Алан тяжело вздохнул.
– Он очень сильно любил ее.
– Да, – проговорила она, чертя рукой круги на воде. – Очень. Мамина смерть была тяжелым ударом для него. После этого он так и не оправился.
– А потом он ушел от тебя. – Алан прикрыл глаза и довольно долго так сидел. Да, Джейк очень любил свою жену и не мог жить без нее, но он не имел права оставлять пятнадцатилетнюю дочь одну справляться со всеми трудностями. Неудивительно, что она такая колючая и бескомпромиссная.

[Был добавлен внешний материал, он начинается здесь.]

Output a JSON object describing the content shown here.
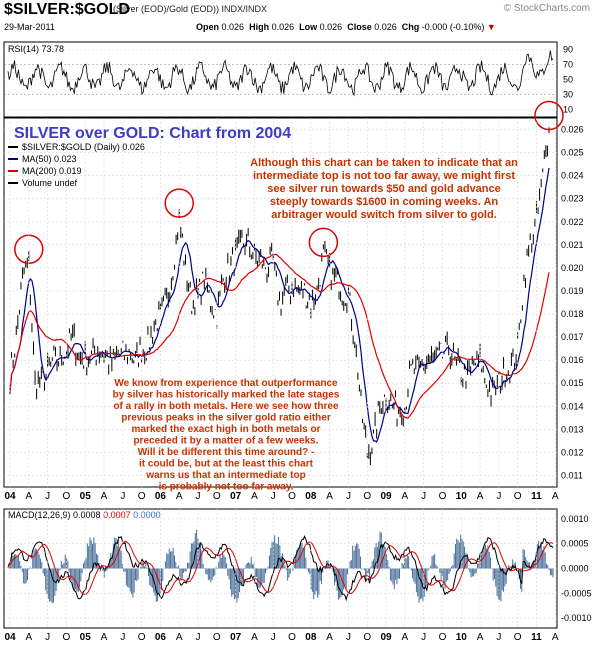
{
  "header": {
    "symbol": "$SILVER:$GOLD",
    "subtitle": "(Silver (EOD)/Gold (EOD)) INDX/INDX",
    "source": "© StockCharts.com",
    "date": "29-Mar-2011",
    "open_label": "Open",
    "open": "0.026",
    "high_label": "High",
    "high": "0.026",
    "low_label": "Low",
    "low": "0.026",
    "close_label": "Close",
    "close": "0.026",
    "chg_label": "Chg",
    "chg": "-0.000 (-0.10%)",
    "chg_arrow": "▼"
  },
  "rsi": {
    "label": "RSI(14) 73.78",
    "ticks": [
      "90",
      "70",
      "50",
      "30",
      "10"
    ]
  },
  "main": {
    "headline": "SILVER over GOLD: Chart from 2004",
    "legend_symbol": "$SILVER:$GOLD (Daily) 0.026",
    "legend_ma50": "MA(50) 0.023",
    "legend_ma200": "MA(200) 0.019",
    "legend_volume": "Volume undef",
    "annotation_top": [
      "Although this chart can be taken to indicate that an",
      "intermediate top is not too far away, we might first",
      "see silver run towards $50 and gold advance",
      "steeply towards $1600 in coming weeks. An",
      "arbitrager would switch from silver to gold."
    ],
    "annotation_bottom": [
      "We know from experience that outperformance",
      "by silver has historically marked the late stages",
      "of a rally in both metals. Here we see how three",
      "previous peaks in the silver gold ratio either",
      "marked the exact high in both metals or",
      "preceded it by a matter of a few weeks.",
      "Will it be different this time around? -",
      "it could be, but at the least this chart",
      "warns us that an intermediate top",
      "is probably not too far away."
    ],
    "y_ticks": [
      "0.026",
      "0.025",
      "0.024",
      "0.023",
      "0.022",
      "0.021",
      "0.020",
      "0.019",
      "0.018",
      "0.017",
      "0.016",
      "0.015",
      "0.014",
      "0.013",
      "0.012",
      "0.011"
    ]
  },
  "x_axis_labels": [
    "04",
    "A",
    "J",
    "O",
    "05",
    "A",
    "J",
    "O",
    "06",
    "A",
    "J",
    "O",
    "07",
    "A",
    "J",
    "O",
    "08",
    "A",
    "J",
    "O",
    "09",
    "A",
    "J",
    "O",
    "10",
    "A",
    "J",
    "O",
    "11",
    "A"
  ],
  "macd": {
    "label_prefix": "MACD(12,26,9)",
    "value1": "0.0008",
    "value2": "0.0007",
    "value3": "0.0000",
    "ticks": [
      "0.0010",
      "0.0005",
      "0.0000",
      "-0.0005",
      "-0.0010"
    ]
  },
  "colors": {
    "price": "#000000",
    "ma50": "#00008b",
    "ma200": "#dd0000",
    "annotation": "#c83200",
    "headline": "#3c3cc8",
    "circle": "#e00000",
    "macd_hist": "#4a6f9a"
  },
  "chart_data": {
    "type": "line",
    "title": "SILVER over GOLD: Chart from 2004",
    "x_range": [
      "2004-01",
      "2011-03"
    ],
    "ylim": [
      0.0105,
      0.0265
    ],
    "series": [
      {
        "name": "$SILVER:$GOLD (Daily)",
        "x": [
          "2004-01",
          "2004-02",
          "2004-03",
          "2004-04",
          "2004-05",
          "2004-06",
          "2004-07",
          "2004-08",
          "2004-09",
          "2004-10",
          "2004-11",
          "2004-12",
          "2005-01",
          "2005-02",
          "2005-03",
          "2005-04",
          "2005-05",
          "2005-06",
          "2005-07",
          "2005-08",
          "2005-09",
          "2005-10",
          "2005-11",
          "2005-12",
          "2006-01",
          "2006-02",
          "2006-03",
          "2006-04",
          "2006-05",
          "2006-06",
          "2006-07",
          "2006-08",
          "2006-09",
          "2006-10",
          "2006-11",
          "2006-12",
          "2007-01",
          "2007-02",
          "2007-03",
          "2007-04",
          "2007-05",
          "2007-06",
          "2007-07",
          "2007-08",
          "2007-09",
          "2007-10",
          "2007-11",
          "2007-12",
          "2008-01",
          "2008-02",
          "2008-03",
          "2008-04",
          "2008-05",
          "2008-06",
          "2008-07",
          "2008-08",
          "2008-09",
          "2008-10",
          "2008-11",
          "2008-12",
          "2009-01",
          "2009-02",
          "2009-03",
          "2009-04",
          "2009-05",
          "2009-06",
          "2009-07",
          "2009-08",
          "2009-09",
          "2009-10",
          "2009-11",
          "2009-12",
          "2010-01",
          "2010-02",
          "2010-03",
          "2010-04",
          "2010-05",
          "2010-06",
          "2010-07",
          "2010-08",
          "2010-09",
          "2010-10",
          "2010-11",
          "2010-12",
          "2011-01",
          "2011-02",
          "2011-03"
        ],
        "values": [
          0.0152,
          0.017,
          0.0195,
          0.0202,
          0.015,
          0.015,
          0.0155,
          0.016,
          0.016,
          0.0165,
          0.017,
          0.0162,
          0.016,
          0.0162,
          0.0165,
          0.0163,
          0.0158,
          0.0162,
          0.0163,
          0.0163,
          0.016,
          0.0165,
          0.0166,
          0.0175,
          0.018,
          0.0185,
          0.02,
          0.0222,
          0.02,
          0.0185,
          0.0188,
          0.0195,
          0.0185,
          0.018,
          0.0195,
          0.02,
          0.0205,
          0.021,
          0.021,
          0.0205,
          0.0203,
          0.02,
          0.0202,
          0.0185,
          0.019,
          0.0192,
          0.019,
          0.019,
          0.0185,
          0.019,
          0.0205,
          0.0198,
          0.0195,
          0.019,
          0.0188,
          0.017,
          0.014,
          0.012,
          0.0125,
          0.014,
          0.0145,
          0.014,
          0.0138,
          0.014,
          0.0155,
          0.0155,
          0.0158,
          0.016,
          0.016,
          0.0162,
          0.0165,
          0.0158,
          0.0155,
          0.0152,
          0.0158,
          0.016,
          0.015,
          0.0145,
          0.015,
          0.0155,
          0.0158,
          0.0165,
          0.0195,
          0.021,
          0.022,
          0.024,
          0.026
        ]
      },
      {
        "name": "MA(50)",
        "values_last": 0.023
      },
      {
        "name": "MA(200)",
        "values_last": 0.019
      }
    ],
    "rsi": {
      "range": [
        10,
        90
      ],
      "last": 73.78
    },
    "macd": {
      "ylim": [
        -0.001,
        0.001
      ],
      "macd_last": 0.0008,
      "signal_last": 0.0007,
      "hist_last": 0.0
    },
    "highlighted_peaks": [
      "2004-04",
      "2006-04",
      "2008-03",
      "2011-03"
    ]
  }
}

Она рано узнала, что значит рассчитывать только на себя.
Бедная маленькая девочка, думал он, помогая ей вылезти из ванны. Он бережно завернул ее в одеяло, отнес ближе к огню и сел на стул, держа Дженни на руках. Прижавшись губами к ее волосам, он крепко обнимал ее и баюкал, как ребенка.
Озеро Гурон красиво в любое время года. Оно всегда услаждает глаз своим величием и красотой.
После завтрака Алан помог Дженни одеться, и они вместе вышли из хижины. Природа возвещала о скором приходе осени. Солнце позолотило верхушки деревьев и разлило по поверхности озера жидкое серебро. Аромат сосен и кедров и запах опавшей листвы наполняли бодрящий холодный воздух.
С озера дул легкий бриз. Он играл с осенней листвой, кружа ее в воздухе, а потом бросал оземь желтые монетки-листья, которые усеивали скалистую тропу, по которой они шли.